Projeto de Lei nº 209/11

Ofício ATL nº 127, de 8 de agosto de 2014

Ref.: OF-SGP23 nº 1828/2014

Senhor Presidente

Por meio do ofício acima referenciado, Vossa Excelência encaminhou à sanção cópia do Projeto de Lei nº 209/11, de autoria do Vereador José Police Neto, aprovado na sessão de 30 de junho do corrente ano, que objetiva instituir Diretrizes Básicas para a Readequação e o Reaproveitamento de Edificações Verticais de Interesse Social no Município de São Paulo, bem como, nos seus artigos 13 a 15, conceder incentivos urbanísticos à implantação de Empreendimento Habitacional de Interesse Social – EHIS nas áreas que especifica, inclusive prevendo a revogação dos melhoramentos viários e das definições das áreas verdes e institucionais atualmente incidentes ou previstos para o local destinado à sua implantação.

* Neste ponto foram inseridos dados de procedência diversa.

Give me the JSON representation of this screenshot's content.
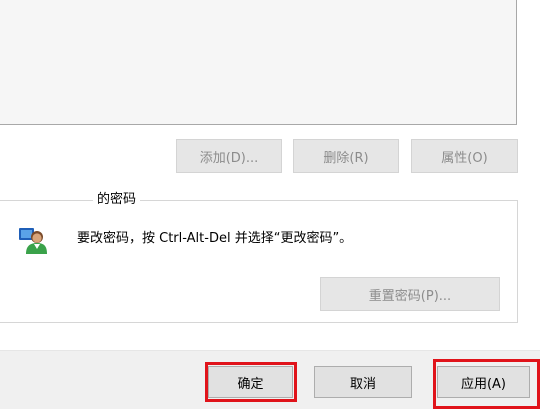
{
  "list_buttons": {
    "add_label": "添加(D)...",
    "remove_label": "删除(R)",
    "properties_label": "属性(O)"
  },
  "password_group": {
    "title": "的密码",
    "info_text": "要改密码，按 Ctrl-Alt-Del 并选择“更改密码”。",
    "reset_label": "重置密码(P)..."
  },
  "dialog_buttons": {
    "ok_label": "确定",
    "cancel_label": "取消",
    "apply_label": "应用(A)"
  },
  "colors": {
    "highlight": "#e0131a",
    "panel_bg": "#f6f6f6",
    "button_bg": "#e1e1e1",
    "disabled_text": "#8c8c8c"
  },
  "icons": {
    "user": "user-icon"
  }
}
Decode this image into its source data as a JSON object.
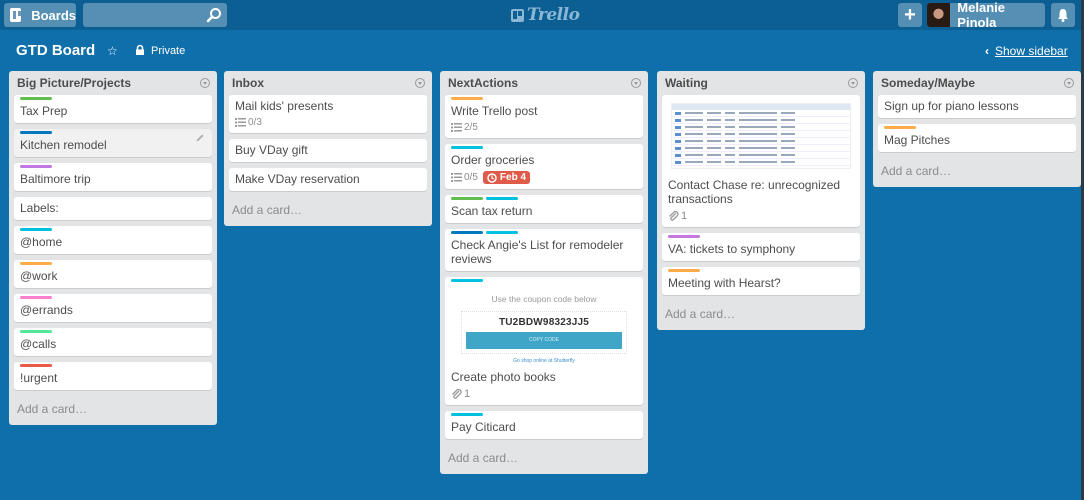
{
  "header": {
    "boards_label": "Boards",
    "search_placeholder": "",
    "logo_text": "Trello",
    "add_label": "+",
    "user_name": "Melanie Pinola"
  },
  "board": {
    "title": "GTD Board",
    "privacy": "Private",
    "show_sidebar": "Show sidebar"
  },
  "colors": {
    "green": "#61bd4f",
    "blue": "#0079bf",
    "purple": "#c377e0",
    "sky": "#00c2e0",
    "orange": "#ffab4a",
    "pink": "#ff80ce",
    "lime": "#51e898",
    "red": "#eb5a46",
    "due": "#e05a4a"
  },
  "add_card_label": "Add a card…",
  "lists": [
    {
      "title": "Big Picture/Projects",
      "cards": [
        {
          "title": "Tax Prep",
          "labels": [
            "#61bd4f"
          ]
        },
        {
          "title": "Kitchen remodel",
          "labels": [
            "#0079bf"
          ]
        },
        {
          "title": "Baltimore trip",
          "labels": [
            "#c377e0"
          ]
        },
        {
          "title": "Labels:",
          "labels": []
        },
        {
          "title": "@home",
          "labels": [
            "#00c2e0"
          ]
        },
        {
          "title": "@work",
          "labels": [
            "#ffab4a"
          ]
        },
        {
          "title": "@errands",
          "labels": [
            "#ff80ce"
          ]
        },
        {
          "title": "@calls",
          "labels": [
            "#51e898"
          ]
        },
        {
          "title": "!urgent",
          "labels": [
            "#eb5a46"
          ]
        }
      ]
    },
    {
      "title": "Inbox",
      "cards": [
        {
          "title": "Mail kids' presents",
          "labels": [],
          "checklist": "0/3"
        },
        {
          "title": "Buy VDay gift",
          "labels": []
        },
        {
          "title": "Make VDay reservation",
          "labels": []
        }
      ]
    },
    {
      "title": "NextActions",
      "cards": [
        {
          "title": "Write Trello post",
          "labels": [
            "#ffab4a"
          ],
          "checklist": "2/5"
        },
        {
          "title": "Order groceries",
          "labels": [
            "#00c2e0"
          ],
          "checklist": "0/5",
          "due": "Feb 4"
        },
        {
          "title": "Scan tax return",
          "labels": [
            "#61bd4f",
            "#00c2e0"
          ]
        },
        {
          "title": "Check Angie's List for remodeler reviews",
          "labels": [
            "#0079bf",
            "#00c2e0"
          ]
        },
        {
          "title": "Create photo books",
          "labels": [
            "#00c2e0"
          ],
          "attachments": "1",
          "coupon": {
            "heading": "Use the coupon code below",
            "code": "TU2BDW98323JJ5",
            "button": "COPY CODE",
            "footer": "Go shop online at Shutterfly"
          }
        },
        {
          "title": "Pay Citicard",
          "labels": [
            "#00c2e0"
          ]
        }
      ]
    },
    {
      "title": "Waiting",
      "cards": [
        {
          "title": "Contact Chase re: unrecognized transactions",
          "labels": [],
          "attachments": "1",
          "statement_cover": true
        },
        {
          "title": "VA: tickets to symphony",
          "labels": [
            "#c377e0"
          ]
        },
        {
          "title": "Meeting with Hearst?",
          "labels": [
            "#ffab4a"
          ]
        }
      ]
    },
    {
      "title": "Someday/Maybe",
      "cards": [
        {
          "title": "Sign up for piano lessons",
          "labels": []
        },
        {
          "title": "Mag Pitches",
          "labels": [
            "#ffab4a"
          ]
        }
      ]
    }
  ]
}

No entanto, embora reconhecendo o nobre intento da iniciativa de dotar o Município de um conjunto de normas e instrumentos legais voltados à implementação da função social da propriedade no espaço urbano da cidade, alcançando as edificações verticais subutilizadas ou não utilizadas, vejo-me na contingência de vetá-la parcialmente, atingindo, em seu inteiro teor, os artigos 3º a 11, os §§ 4º e 5º do artigo 13 e o artigo 16, na conformidade das razões de ordem constitucional e legal a seguir aduzidas.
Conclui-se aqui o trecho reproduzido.